Depressed, he took his leave of Jin Xia and went down the mountain. He walked far away and turned back to look. He could still see Jin Xia standing under the banyan tree smoking his cigarette. Was he keeping an eye on Reagan? It seemed likely that, in that negating field of vision, Reagan’s own form was also erased. At the thought of being thus “erased” himself, a wave of fear rushed through Reagan’s heart. What kind of person was Jin Xia? Yesterday, Reagan was still telling himself to seize the opportunity, to continue enlarging the farm’s holdings. “Take as much as can be taken,” he’d said almost shamelessly. In fact, he’d also agreed to a large business deal in preparation for extending the rubber tree plantation to the north, near the sea. But seeing Jin Xia, Reagan somehow couldn’t feel reassured. Jin Xia’s tall, slender frame, his peculiar intonation, the gray shirt he wore were altogether too insubstantial.
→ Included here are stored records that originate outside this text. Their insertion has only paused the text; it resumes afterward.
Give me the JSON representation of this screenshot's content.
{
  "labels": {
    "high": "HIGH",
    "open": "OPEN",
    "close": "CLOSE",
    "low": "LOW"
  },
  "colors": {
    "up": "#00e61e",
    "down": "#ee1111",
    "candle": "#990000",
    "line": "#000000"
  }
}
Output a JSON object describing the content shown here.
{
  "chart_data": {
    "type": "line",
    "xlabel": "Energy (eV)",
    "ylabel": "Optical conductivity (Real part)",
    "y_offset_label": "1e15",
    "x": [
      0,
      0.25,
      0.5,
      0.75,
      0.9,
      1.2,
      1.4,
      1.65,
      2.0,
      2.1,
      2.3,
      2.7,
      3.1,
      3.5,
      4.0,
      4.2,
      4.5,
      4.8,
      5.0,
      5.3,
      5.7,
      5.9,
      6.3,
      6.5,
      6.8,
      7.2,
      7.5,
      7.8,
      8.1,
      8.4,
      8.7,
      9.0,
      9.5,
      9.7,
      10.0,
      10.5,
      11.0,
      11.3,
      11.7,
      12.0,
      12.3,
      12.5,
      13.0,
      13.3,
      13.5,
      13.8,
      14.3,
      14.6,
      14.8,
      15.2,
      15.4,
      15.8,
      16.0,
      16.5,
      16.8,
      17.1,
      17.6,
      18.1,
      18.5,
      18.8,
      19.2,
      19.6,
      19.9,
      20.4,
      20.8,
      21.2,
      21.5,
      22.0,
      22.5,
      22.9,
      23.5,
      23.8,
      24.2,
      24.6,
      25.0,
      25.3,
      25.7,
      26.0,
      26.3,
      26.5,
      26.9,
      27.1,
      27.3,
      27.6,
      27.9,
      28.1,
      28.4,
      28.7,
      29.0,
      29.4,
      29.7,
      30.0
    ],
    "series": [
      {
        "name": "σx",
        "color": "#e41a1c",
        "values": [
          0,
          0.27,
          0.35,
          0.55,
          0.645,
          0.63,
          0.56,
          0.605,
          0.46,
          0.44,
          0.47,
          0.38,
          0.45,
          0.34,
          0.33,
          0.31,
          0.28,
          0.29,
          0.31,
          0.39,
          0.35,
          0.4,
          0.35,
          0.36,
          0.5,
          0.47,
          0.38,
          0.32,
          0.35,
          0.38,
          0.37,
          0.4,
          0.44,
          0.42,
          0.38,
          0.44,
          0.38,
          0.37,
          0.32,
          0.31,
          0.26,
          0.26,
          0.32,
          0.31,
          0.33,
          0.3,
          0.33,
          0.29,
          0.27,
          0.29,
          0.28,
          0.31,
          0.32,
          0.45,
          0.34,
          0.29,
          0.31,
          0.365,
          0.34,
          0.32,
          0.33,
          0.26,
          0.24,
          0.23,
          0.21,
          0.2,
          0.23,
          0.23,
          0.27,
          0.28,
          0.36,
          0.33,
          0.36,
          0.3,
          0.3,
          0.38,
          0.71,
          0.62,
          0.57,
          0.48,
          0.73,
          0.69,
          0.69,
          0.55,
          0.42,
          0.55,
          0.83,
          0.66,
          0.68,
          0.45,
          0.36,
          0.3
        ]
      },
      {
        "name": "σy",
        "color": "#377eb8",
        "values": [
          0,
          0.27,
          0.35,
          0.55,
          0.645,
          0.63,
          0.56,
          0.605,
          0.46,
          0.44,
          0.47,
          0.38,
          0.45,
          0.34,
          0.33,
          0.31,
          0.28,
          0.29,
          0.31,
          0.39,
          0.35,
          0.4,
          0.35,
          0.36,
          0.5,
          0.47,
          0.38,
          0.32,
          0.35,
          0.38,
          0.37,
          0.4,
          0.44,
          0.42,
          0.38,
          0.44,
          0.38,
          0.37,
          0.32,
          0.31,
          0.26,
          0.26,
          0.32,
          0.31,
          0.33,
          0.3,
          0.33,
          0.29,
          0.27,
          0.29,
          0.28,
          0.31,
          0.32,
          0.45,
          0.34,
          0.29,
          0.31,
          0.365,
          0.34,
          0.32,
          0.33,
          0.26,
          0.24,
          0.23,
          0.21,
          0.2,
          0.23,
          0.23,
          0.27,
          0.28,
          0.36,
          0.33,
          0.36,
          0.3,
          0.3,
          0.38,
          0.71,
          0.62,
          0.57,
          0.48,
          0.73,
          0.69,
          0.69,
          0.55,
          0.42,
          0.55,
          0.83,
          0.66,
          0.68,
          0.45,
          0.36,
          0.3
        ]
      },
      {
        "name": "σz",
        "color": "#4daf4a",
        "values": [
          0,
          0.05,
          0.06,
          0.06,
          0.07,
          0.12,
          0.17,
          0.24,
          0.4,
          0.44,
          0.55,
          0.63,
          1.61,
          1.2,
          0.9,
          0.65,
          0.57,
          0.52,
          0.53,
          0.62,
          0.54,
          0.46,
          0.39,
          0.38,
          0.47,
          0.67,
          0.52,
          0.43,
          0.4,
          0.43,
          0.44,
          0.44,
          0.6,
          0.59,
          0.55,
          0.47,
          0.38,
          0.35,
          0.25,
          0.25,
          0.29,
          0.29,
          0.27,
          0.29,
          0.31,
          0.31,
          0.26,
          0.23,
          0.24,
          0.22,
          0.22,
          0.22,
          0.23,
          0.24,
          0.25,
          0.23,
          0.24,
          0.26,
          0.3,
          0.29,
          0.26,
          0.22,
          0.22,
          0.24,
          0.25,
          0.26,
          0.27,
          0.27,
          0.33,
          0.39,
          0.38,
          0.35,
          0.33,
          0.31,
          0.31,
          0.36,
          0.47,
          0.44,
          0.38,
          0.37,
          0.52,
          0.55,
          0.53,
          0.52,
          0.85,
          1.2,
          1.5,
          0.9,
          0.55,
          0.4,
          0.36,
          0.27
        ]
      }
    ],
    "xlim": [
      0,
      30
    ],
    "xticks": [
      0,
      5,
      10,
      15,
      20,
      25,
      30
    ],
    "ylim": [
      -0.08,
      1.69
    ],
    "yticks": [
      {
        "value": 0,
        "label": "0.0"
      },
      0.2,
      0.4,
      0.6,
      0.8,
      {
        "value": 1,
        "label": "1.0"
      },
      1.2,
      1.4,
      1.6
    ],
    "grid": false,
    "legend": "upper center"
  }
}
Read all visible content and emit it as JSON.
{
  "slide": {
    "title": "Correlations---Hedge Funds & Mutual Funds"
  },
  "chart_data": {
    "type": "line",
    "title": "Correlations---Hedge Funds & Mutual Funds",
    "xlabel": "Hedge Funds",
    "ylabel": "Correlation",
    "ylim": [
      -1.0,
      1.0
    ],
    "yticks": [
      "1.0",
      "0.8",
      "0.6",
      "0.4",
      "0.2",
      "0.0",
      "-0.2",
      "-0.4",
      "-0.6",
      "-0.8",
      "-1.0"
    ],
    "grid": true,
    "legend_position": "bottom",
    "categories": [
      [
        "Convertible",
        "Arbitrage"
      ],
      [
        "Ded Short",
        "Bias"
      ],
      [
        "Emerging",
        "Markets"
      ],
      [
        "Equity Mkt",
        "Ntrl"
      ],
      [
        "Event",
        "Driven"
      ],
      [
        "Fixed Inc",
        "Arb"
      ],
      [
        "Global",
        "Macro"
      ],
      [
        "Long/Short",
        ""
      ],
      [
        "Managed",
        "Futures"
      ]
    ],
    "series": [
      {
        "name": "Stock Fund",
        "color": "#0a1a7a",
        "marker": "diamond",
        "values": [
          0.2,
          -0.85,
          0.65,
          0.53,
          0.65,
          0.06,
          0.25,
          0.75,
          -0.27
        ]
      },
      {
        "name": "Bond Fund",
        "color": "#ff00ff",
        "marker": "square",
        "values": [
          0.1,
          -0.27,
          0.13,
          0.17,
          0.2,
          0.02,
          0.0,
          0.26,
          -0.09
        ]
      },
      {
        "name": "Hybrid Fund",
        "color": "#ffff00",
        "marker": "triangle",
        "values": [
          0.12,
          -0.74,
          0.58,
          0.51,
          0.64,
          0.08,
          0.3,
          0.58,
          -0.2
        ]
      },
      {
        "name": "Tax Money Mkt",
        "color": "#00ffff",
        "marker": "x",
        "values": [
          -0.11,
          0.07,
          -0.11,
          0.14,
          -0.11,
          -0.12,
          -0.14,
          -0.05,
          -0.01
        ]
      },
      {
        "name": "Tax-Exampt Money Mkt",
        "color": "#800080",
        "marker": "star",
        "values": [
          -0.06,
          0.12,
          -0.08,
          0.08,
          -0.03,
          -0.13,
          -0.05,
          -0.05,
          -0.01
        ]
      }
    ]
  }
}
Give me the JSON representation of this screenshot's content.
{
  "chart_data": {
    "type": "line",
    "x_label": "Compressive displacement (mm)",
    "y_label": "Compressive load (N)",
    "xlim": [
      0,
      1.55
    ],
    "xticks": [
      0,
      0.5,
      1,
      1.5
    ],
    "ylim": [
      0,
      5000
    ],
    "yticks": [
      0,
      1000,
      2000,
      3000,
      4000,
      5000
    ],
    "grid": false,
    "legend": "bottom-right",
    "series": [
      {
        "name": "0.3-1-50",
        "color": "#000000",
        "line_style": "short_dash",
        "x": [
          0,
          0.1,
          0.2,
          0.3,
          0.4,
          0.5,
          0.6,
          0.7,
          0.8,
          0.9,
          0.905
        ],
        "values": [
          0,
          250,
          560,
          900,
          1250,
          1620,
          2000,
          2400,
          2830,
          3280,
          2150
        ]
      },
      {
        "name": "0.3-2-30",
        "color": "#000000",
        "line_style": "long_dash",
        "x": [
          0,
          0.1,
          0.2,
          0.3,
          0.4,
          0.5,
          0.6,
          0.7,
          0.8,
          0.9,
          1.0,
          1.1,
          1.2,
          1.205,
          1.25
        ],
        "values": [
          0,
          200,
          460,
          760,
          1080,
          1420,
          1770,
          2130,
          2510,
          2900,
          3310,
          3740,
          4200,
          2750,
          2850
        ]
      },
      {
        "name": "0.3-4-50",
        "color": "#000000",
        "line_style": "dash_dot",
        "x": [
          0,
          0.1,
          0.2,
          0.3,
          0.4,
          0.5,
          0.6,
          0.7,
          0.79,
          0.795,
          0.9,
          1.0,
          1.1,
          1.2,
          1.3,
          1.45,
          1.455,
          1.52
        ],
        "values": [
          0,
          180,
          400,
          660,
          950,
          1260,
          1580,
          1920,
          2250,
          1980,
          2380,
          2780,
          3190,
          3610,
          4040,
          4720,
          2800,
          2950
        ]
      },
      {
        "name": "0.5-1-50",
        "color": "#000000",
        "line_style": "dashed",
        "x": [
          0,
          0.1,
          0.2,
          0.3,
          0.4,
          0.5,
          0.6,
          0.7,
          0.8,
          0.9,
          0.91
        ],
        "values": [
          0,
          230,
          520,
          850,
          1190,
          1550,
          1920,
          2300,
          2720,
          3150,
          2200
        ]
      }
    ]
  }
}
On many occasions Reagan wanted to ask about his nationality. But he only got out half of the question before drawing it back because he thought it was inappropriate. How could he inquire about the origins of someone like Jin Xia?
“Hi, Mr. Reagan!”
It was that girl, the one whose older sister had drowned in the bay. He meant at first to escape after a few perfunctory sentences, but discovered that the small girl looked at him avidly, as though she had something to ask of him. She was also a worker on the farm and wore the heavy work clothes, the uniform manufactured by Vincent, which had undergone improvements. Now there were almost no buttons on the garments and taking them off was extremely easy. Reagan remembered that on the day her sister was buried she had cried until her eyes bled.
“Is there something wrong, child?” he asked affably.
“My sister is an expert swimmer,” she said, watching his eyes.
“Oh?” Reagan was suddenly dizzy.
“Everything on this farm goes to extremes, so does she. Our parents are rich, they’ve separated, they live in villas in the north. Your farm is truly beautiful, Mr. Reagan, too beautiful. My sister says so, too.”
From her way of speaking it seemed her sister was still alive.
Reagan tried his best to think of her sister’s face, but it was always vague. A young lady from a wealthy family who came to the farm to be a worker, and then, one day, wearing thick work clothes, swam into the open water. “Swam into the open water,” this metaphor was too apt. The girl had stood there waiting for him so that she could talk about her sister. But why did she want to discuss her? Was she thinking of her, or sighing with grief? Or perhaps it was envy? Hadn’t someone said that the nature of everyone who came here changed? This girl, too, had changed her nature. Disregarding everything, she lived in her imagination. It appeared that her sister’s death held a kind of enticement for her. Now she probably thought her weeping at the time had been unnecessary.
“Mr. Reagan, I must go. I still want to ask you a question. Do you always stand outside when you’re pondering things?”